Switzerland faces lack of hospital beds as coronavirus infections soar

Switzerland faces lack of hospital beds as coronavirus infections soar
HUG needs volunteers to handle Covid-19 patients. Photo by AFP
As Covid-19 cases are rising at an alarming rate, intensive care units at some Swiss hospitals located in the most affected regions are reaching their saturation point.

In general, intensive care units (ICUs), where the most serious coronavirus cases are treated, have fewer beds than other hospital services, so they can become overcrowded quickly.

At the Centre Hospitalier du Valais Romand (CHVR) in Sion, 124 patients are hospitalised in the critical care unit and 10 in the ICU. The hospital is now at full capacity and can no longer take in Covid-related cases.

In fact, starting on October 26th, new patients will be sent to other hospitals in Valais and other cantons.

CHVR is also setting up a crisis unit to manage the overflow.

“The coming week will be very difficult. The increasing number of patients is constant and worrying”, hospital’s director Eric Bonvin told Radio Rhône on Sunday. 

Though it only has 4 percent of Switzerland’s population, Valais’ Covid-19 cases account for over 16 percent of the country’s total number.

READ MORE: Covid-19: How Swiss hospitals are preparing for influx of new patients 

Another medical facility, the Schwyz Hospital, is also saturated due to the high number of infections reported in the canton.

The original nine-bed ICU has been expanded to 24 beds to accommodate coronavirus patients and has now reached its limit, according to the hospital’s management. 

While such situations are more likely to happen in smaller hospitals that don’t have extensive resources and capacities of large university hospitals, Geneva’s medical centre is also swamped.

The canton’s University Hospitals (HUG) currently care for 296 coronavirus patients — almost three times as many as 10 days ago.

“It is highly likely that the peak of 550 hospitalised Covid-positive patients that we recorded during the first wave will be greatly exceeded in the coming days”, said HUG director-general Bertrand Levrat. 

On Sunday, HUG issued a call for medically trained volunteers and recently retired staff to help care for a record number of coronavirus patients expected in the coming days.

Given the magnitude of the second wave, more Swiss hospitals will likely reach their full capacities very soon, according to Martin Ackermann, head of the Covid-19 Task Force.

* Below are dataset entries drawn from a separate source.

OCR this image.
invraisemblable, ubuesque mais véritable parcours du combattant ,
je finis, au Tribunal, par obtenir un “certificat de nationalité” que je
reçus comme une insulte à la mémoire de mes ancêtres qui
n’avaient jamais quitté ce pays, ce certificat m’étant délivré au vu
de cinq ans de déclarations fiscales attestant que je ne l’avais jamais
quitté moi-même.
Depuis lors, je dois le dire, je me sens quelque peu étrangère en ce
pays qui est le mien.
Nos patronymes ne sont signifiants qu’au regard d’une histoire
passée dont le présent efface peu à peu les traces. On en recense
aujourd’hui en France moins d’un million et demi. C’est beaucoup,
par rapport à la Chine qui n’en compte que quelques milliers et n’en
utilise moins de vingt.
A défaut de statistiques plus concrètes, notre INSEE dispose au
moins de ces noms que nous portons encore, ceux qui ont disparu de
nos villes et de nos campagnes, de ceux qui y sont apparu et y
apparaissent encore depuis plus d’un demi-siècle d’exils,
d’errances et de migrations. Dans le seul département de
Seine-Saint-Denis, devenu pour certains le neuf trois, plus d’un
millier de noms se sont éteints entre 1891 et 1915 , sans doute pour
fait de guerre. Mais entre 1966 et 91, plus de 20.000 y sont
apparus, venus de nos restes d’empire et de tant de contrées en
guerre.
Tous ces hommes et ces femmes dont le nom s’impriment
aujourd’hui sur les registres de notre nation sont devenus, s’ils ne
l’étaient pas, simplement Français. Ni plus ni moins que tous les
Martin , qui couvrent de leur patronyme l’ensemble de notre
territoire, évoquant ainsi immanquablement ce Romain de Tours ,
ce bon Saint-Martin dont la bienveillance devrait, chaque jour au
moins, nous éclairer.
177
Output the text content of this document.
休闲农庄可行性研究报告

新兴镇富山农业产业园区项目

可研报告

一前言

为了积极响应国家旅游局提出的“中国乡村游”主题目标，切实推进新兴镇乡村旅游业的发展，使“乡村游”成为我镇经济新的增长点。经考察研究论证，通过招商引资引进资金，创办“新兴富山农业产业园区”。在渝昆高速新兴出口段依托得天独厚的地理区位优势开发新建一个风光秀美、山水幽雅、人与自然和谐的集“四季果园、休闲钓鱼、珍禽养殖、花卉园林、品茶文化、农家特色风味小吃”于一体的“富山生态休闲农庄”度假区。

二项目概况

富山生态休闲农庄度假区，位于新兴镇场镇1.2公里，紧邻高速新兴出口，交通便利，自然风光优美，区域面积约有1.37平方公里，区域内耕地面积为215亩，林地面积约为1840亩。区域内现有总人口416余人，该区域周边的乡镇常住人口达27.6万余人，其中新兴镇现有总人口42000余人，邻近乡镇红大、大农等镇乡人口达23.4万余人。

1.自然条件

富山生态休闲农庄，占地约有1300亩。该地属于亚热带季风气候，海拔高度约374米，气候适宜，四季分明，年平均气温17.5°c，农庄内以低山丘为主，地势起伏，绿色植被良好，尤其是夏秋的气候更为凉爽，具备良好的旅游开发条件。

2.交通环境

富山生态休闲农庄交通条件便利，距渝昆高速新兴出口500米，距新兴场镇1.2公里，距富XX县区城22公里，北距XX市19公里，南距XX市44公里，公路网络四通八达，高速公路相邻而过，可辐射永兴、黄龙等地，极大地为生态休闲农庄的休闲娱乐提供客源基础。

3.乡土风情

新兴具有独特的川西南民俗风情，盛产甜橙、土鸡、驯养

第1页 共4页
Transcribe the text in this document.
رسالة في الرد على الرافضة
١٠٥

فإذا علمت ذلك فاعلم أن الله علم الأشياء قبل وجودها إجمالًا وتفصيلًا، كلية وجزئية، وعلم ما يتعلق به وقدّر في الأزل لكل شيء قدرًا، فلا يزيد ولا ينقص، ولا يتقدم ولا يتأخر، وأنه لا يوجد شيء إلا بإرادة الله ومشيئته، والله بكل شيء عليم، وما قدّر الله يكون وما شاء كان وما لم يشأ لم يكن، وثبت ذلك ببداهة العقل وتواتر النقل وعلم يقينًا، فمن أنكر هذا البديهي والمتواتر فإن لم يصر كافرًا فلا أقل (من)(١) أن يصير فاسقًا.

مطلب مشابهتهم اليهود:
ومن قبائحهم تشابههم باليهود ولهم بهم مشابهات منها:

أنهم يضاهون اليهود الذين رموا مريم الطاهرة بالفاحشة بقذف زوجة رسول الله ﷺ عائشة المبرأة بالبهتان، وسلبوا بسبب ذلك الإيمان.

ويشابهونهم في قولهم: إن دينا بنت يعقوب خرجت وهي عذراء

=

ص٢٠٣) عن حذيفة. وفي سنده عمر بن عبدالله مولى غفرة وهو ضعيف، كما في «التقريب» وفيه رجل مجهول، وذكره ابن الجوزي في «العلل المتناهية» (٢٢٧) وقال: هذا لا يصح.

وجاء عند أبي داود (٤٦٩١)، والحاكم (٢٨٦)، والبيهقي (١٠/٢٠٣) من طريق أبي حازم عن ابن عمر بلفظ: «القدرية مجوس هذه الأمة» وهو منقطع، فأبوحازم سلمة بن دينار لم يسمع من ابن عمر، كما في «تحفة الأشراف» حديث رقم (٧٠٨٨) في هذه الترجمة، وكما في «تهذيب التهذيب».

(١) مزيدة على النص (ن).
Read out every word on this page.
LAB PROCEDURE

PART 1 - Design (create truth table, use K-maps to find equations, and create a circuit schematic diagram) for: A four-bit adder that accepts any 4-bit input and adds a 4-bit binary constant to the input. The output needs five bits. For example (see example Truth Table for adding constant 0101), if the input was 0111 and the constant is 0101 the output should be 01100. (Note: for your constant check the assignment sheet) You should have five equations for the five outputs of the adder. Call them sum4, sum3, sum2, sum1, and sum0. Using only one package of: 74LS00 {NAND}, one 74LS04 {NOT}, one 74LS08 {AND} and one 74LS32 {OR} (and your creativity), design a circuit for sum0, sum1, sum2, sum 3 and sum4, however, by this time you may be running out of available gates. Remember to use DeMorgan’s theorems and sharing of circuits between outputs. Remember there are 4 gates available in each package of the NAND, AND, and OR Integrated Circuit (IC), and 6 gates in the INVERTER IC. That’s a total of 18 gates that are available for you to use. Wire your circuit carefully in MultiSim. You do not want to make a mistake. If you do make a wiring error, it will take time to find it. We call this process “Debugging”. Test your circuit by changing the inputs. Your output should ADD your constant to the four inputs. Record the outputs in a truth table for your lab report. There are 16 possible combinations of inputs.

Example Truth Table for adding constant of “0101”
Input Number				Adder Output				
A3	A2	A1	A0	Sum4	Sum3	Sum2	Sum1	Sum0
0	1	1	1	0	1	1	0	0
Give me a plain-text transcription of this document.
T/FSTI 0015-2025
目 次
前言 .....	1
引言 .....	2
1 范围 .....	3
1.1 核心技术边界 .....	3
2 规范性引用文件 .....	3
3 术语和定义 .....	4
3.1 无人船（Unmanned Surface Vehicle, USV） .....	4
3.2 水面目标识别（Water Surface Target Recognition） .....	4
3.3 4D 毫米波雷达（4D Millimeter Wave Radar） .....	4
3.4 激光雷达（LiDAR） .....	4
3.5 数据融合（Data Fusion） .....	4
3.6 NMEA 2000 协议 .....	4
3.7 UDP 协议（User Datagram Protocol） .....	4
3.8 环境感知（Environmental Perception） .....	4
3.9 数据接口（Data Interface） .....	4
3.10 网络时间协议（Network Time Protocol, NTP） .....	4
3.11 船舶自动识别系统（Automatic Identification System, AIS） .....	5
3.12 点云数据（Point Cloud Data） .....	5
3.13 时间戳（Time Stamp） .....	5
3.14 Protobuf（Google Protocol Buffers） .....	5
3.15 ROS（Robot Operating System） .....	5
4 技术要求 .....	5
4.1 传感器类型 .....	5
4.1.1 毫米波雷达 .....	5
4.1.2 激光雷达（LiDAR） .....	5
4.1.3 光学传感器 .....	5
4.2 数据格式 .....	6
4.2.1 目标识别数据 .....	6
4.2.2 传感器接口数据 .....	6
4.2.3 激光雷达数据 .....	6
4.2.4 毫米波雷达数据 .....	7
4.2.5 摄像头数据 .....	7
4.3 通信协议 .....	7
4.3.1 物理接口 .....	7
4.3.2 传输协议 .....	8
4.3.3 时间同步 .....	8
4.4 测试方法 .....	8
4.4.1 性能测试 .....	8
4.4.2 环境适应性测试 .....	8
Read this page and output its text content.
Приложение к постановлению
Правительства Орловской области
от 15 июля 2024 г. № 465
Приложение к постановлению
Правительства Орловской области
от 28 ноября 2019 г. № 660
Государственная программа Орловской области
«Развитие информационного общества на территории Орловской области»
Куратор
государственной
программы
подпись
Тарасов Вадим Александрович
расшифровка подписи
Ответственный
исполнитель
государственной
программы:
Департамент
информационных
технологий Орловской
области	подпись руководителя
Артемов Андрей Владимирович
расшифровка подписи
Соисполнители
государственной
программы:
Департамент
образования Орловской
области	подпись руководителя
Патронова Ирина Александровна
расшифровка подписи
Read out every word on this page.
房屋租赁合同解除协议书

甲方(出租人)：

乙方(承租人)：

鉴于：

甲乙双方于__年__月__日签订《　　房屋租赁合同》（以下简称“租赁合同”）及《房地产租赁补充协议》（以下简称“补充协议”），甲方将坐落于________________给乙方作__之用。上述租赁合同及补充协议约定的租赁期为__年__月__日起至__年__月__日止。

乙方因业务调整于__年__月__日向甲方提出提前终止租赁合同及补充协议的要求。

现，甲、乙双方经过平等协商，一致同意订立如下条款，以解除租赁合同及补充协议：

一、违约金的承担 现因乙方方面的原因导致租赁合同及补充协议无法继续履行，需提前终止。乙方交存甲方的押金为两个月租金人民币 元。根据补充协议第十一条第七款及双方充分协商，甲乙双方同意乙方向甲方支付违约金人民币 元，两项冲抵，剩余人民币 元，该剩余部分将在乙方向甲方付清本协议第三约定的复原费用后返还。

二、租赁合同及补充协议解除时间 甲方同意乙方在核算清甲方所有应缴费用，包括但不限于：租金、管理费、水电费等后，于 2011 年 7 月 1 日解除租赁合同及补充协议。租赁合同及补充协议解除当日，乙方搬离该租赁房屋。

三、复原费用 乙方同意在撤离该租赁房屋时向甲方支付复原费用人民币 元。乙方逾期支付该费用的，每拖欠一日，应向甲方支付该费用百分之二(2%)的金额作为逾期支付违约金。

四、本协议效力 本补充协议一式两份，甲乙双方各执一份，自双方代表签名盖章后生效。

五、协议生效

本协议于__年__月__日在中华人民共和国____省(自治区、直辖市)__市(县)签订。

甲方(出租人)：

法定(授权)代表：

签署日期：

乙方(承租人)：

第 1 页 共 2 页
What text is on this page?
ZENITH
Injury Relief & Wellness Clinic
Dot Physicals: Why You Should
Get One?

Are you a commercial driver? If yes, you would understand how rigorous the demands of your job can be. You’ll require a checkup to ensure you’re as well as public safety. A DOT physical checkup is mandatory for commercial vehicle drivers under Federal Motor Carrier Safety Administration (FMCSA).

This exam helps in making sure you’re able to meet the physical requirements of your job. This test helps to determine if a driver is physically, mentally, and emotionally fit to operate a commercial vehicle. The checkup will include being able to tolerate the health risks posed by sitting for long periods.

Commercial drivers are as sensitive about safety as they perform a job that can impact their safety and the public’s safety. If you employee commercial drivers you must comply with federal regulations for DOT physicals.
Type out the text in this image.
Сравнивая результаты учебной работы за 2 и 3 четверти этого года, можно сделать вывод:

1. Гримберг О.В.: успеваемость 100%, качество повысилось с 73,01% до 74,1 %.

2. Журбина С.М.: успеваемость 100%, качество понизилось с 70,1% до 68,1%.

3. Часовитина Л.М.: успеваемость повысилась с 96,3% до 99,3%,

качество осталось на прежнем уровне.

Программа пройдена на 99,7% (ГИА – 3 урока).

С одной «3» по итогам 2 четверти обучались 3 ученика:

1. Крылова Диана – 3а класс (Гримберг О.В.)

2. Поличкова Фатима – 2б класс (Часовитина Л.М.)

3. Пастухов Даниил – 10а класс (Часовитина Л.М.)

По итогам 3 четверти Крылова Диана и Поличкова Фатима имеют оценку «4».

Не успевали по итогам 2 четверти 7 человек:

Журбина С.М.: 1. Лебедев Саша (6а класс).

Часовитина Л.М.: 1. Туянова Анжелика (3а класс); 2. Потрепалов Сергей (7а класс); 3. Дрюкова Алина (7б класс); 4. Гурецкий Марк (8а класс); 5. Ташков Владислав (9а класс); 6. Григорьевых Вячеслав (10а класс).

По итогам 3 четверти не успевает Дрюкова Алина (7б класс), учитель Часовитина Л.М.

He predicts that “intensive care beds will be saturated between November 5th and 18th”. 

The situation seems to be more dire than it was in the spring.

During the peak of the pandemic in March and April, the Swiss health sector was not overwhelmed, having had sufficient resources to treat all patients needing coronavirus-related care. 

Swiss hospitals even took in 30 coronavirus patients from France, especially from Franche-Comté and Grand Est regions, whose medical facilities were saturated.